How To Make A Good First Impression With His Parents
When it comes to meeting your significant other’s parents, you feel tensed and very worried. You try to visualize the entire meeting every night after going to bed.
You can’t stop thinking about what they will ask and how you would answer them. At times, you may even find yourself standing in front of the mirror and rehearsing for the whole session. In short- you hope for the best and also prepare yourself for the worst!
But is this “meet-my-parents session” actually so scary? Come on ladies! It’s just a formal meeting and nothing to be afraid of unless his parents are highly rigid and super serious people. Even if they are like that, you don’t need to feel panicky. Just be what you are but maintain decency. After all, you also need to think of your partner and his feelings for his parents.
When you are about to visit your partner’s parents, just keep it in mind that they are concerned about their little bundle of joy who is grown up now and became a responsible adult who have found himself a life partner. They will definitely put you through test but not the way you think they would. They want to observe how much you love and care for their adult son. It’s not like if they don’t like you; your life will be ruined. It should also be kept in mind that no one is perfect and this is not a fantasy land. His parents may not like you for infinite reasons.
Wherever the situation might take you to, your main motive should be to make a good first impression and prove that you have all the qualities to become a part of their family. Here are some tips which will guide you to make a perfect impression on his parents on the very first meeting:
Do a Little Research Work On His Parents
We are not telling you to avail their bio data and go through them thoroughly. No, you don’t have to do this. All you have to do is- ask your partner about his parents. Ask him about the things they like and what makes them feel bad. Tell your partner to show you some family photographs and home made videos of family gatherings. This will help you to learn about their attitude and will also encourage you to meet them in personal.
Sometimes, many of you don’t pay much attention to what your partner is saying about his parents and you just pretend as if you are listening. Don’t do this in future. Listen to what your man is saying about his family and try to pick up those facts that might help you on the d-day like- “his mother is fond of white flowers”. You can take some when you are about to pay them a visit.
Look Presentable, Neat and Decent
It is very essential to impress your significant other’s parents by the way you present yourself in front of them. They will definitely pay attention to what you are wearing, especially, your would-be mom-in-law. Therefore, wear something that is decent and sober. Don’t wear anything that shows too much of your skin. On the other hand avoid wearing something that makes you look like a school girl. Wear something that suits your age and the occasion.

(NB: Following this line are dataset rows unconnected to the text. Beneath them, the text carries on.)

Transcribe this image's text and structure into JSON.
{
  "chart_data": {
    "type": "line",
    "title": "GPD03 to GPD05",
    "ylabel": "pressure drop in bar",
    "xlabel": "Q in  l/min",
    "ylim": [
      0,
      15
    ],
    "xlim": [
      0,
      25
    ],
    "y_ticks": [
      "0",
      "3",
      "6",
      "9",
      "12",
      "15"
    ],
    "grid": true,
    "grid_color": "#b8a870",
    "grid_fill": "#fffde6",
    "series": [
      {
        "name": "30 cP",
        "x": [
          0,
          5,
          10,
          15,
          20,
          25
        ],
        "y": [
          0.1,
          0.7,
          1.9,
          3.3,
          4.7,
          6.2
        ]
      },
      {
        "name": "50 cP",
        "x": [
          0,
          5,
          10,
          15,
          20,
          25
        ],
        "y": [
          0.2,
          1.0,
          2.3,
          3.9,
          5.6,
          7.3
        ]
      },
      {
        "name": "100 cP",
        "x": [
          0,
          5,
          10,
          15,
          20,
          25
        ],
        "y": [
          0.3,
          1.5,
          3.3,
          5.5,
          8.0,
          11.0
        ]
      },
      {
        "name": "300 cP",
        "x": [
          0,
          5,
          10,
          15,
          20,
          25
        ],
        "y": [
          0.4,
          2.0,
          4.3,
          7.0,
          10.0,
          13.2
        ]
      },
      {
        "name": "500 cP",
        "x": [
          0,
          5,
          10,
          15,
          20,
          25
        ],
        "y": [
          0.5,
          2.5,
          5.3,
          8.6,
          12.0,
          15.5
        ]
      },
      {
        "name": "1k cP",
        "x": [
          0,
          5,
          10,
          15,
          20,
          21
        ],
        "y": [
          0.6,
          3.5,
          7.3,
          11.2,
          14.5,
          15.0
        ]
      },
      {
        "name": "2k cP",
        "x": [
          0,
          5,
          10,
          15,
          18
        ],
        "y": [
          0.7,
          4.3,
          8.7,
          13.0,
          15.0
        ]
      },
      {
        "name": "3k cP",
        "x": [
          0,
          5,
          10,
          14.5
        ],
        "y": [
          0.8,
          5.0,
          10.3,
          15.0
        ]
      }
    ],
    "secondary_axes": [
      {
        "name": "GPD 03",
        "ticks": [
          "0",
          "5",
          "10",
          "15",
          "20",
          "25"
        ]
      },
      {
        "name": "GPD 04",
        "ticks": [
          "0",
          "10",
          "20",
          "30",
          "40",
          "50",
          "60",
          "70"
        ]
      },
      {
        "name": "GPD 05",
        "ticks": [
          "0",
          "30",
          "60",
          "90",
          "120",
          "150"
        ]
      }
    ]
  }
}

It is not necessary to give a formal look but its better to look tidy in the first meeting. Check whether the dress is torn or whether there is any hole in your overcoat (if you have decided to wear one). Avoid wearing bright electric colors. If you have decided to wear something bright, make sure you are able to carry it off properly. Don’t opt for a messy hairstyle and if possible, use very less makeup.
If you have too much of facial hair and caterpillar like eyebrows, head off to a beauty parlor to clean them. Nowadays, tattoos and piercing have become a rage among everyone; especially the young adults. If you too are obsessed with tattoos then you have to pay little more attention in covering them up in the first meeting.
Remember, you are not going to show them why you are considered as a style diva among your friends. Look natural! It makes a good impression.
Take Some Gifts For Them
If you are meeting his parents for the first time, don’t go empty handed. Take some flowers and wine along with you. You can also take chocolates if you want. When it comes to flowers, you have to be a little mindful. Some people are allergic to strong fragrances and some specific flowers. Know beforehand if anyone in the family is allergic to this or not. White flowers are just fine but try to avoid blue and dark red.
Be Careful About What You Say
When you are meeting his parents for the first time, you might be a bit nervous. Sometimes nervousness can lead us to say improper stuffs in front of elders. Say what you have to say but be clear about it. Say it properly and make it easier for others to understand your opinion. Don’t disrespect their feelings if you do not agree to their views, politely tell them what you think and why you think so. Never say- you are wrong! Instead, say- in my opinion…. And continue the conversation. Don’t bring up the topic of arguments between you and your man in front of them; you know, that’s a very wrong timing.
Avoid those topics that can lead to an out of the context discussion. It’s not a place or time to discuss about your favorite film star and the political party that you support or why global warming is increasing day by day! Talk about family friends and everything they ask you about. Think before anything comes out of your mouth. Once you have left his house after the meeting, don’t forget to send a thank you note to them for accepting you as a part of their family.
So, don’t get messed up. It’s not a job interview; you are just going to meet your significant other’s parents. Be prepared, follow the tips and give your best shot!